V Set the number of clusters K=4, and run both the soft-EM and hard-EM algorithms on the provided data.
VI Perform a PCA on the clusterings that you get based on the hard-EM and soft-EM in the same way we did in Activity 4.2. Then, visualize the obtained clusters with different colors where x and y axes are the first two principal components (similar to Activity 4.2). Attach the plots to your PDF report and report how and why the hard and soft-EM are different,based on your plots in the report.
2 Perceptron vs. Neural Network [30 Marks]
In this part, you will be working on a binary classification task on a given synthetic dataset. You will use machine learning tools including a Perceptron and a 3-layer Neural Network to solve the task. Here, we are looking for your meaningful observations and discussions towards the differences between Perceptron and Neural Networks.
Question 2 [Neural Network’s Decision Boundary, 30 Marks]

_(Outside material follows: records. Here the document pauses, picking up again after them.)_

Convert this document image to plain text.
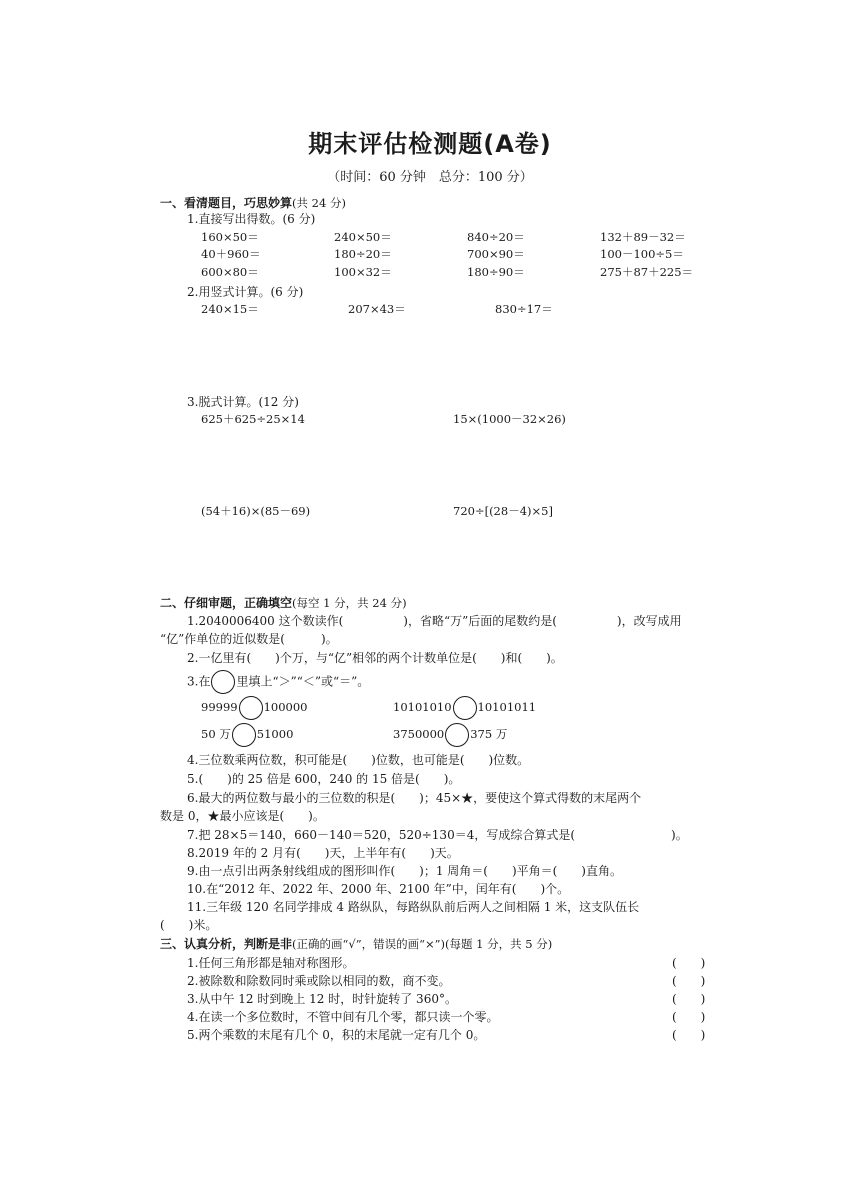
期末评估检测题(A卷)
（时间：60 分钟　总分：100 分）
一、看清题目，巧思妙算(共 24 分)
1.直接写出得数。(6 分)
160×50＝	240×50＝	840÷20＝	132＋89－32＝
40＋960＝	180÷20＝	700×90＝	100－100÷5＝
600×80＝	100×32＝	180÷90＝	275＋87＋225＝
2.用竖式计算。(6 分)
240×15＝	207×43＝	830÷17＝
3.脱式计算。(12 分)
625＋625÷25×14	15×(1000－32×26)
(54＋16)×(85－69)	720÷[(28－4)×5]
二、仔细审题，正确填空(每空 1 分，共 24 分)
1.2040006400 这个数读作(　　　　　)，省略“万”后面的尾数约是(　　　　　)，改写成用
“亿”作单位的近似数是(　　　)。
2.一亿里有(　　)个万，与“亿”相邻的两个计数单位是(　　)和(　　)。
3.在 里填上“＞”“＜”或“＝”。
99999 100000	10101010 10101011
50 万 51000	3750000 375 万
4.三位数乘两位数，积可能是(　　)位数，也可能是(　　)位数。
5.(　　)的 25 倍是 600，240 的 15 倍是(　　)。
6.最大的两位数与最小的三位数的积是(　　)；45×★，要使这个算式得数的末尾两个
数是 0，★最小应该是(　　)。
7.把 28×5＝140，660－140＝520，520÷130＝4，写成综合算式是(　　　　　　　　)。
8.2019 年的 2 月有(　　)天，上半年有(　　)天。
9.由一点引出两条射线组成的图形叫作(　　)；1 周角＝(　　)平角＝(　　)直角。
10.在“2012 年、2022 年、2000 年、2100 年”中，闰年有(　　)个。
11.三年级 120 名同学排成 4 路纵队，每路纵队前后两人之间相隔 1 米，这支队伍长
(　　)米。
三、认真分析，判断是非(正确的画“√”，错误的画“×”)(每题 1 分，共 5 分)
1.任何三角形都是轴对称图形。	(　　)
2.被除数和除数同时乘或除以相同的数，商不变。	(　　)
3.从中午 12 时到晚上 12 时，时针旋转了 360°。	(　　)
4.在读一个多位数时，不管中间有几个零，都只读一个零。	(　　)
5.两个乘数的末尾有几个 0，积的末尾就一定有几个 0。	(　　)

I Load Task2B_train.csv and Task2B_test.csv datasets, plot the training and testing data separately in two plots. Mark the data with different labels in different colors. Attach the plot to your PDF report submission.
II Train two Perceptron models on the loaded training data by setting the learning rates η to 0.1 and 1.0 respectively. Calculate the test errors of two models and find the best η and its corresponding model, then plot the decision boundary and the test data in one plot; attach the plot to your PDF report. Hint: We expect the decision boundary of your perceptron to be a linear function that separates the testing data into two parts. You may also choose to change the labels from [0, 1] to [−1, +1] for your convenience.
III For each combination of K (i.e, number of units in the hidden layer) in 5, 10,15, …, 40, (i.e. from 5 to 40 with a step size of 5), and η (i.e., learning rate) in 0.01, 0.001 run the 3-layer Neural Network and record testing error for each of them. Plot the effect of different K values on the accuracy of the testing data and attach it to your PDF report. Based on this plot, find the best combination of K and η and obtain your best model,then plot the decision boundary and the test data in one plot; attach the plot to your PDF report.
IV In your PDF report, explain the reason(s) responsible for such difference between Perceptron and a 3-layer Neural Network by comparing the plots you generated in Steps II and III. Hint: Look at the plots and think about the model assumptions.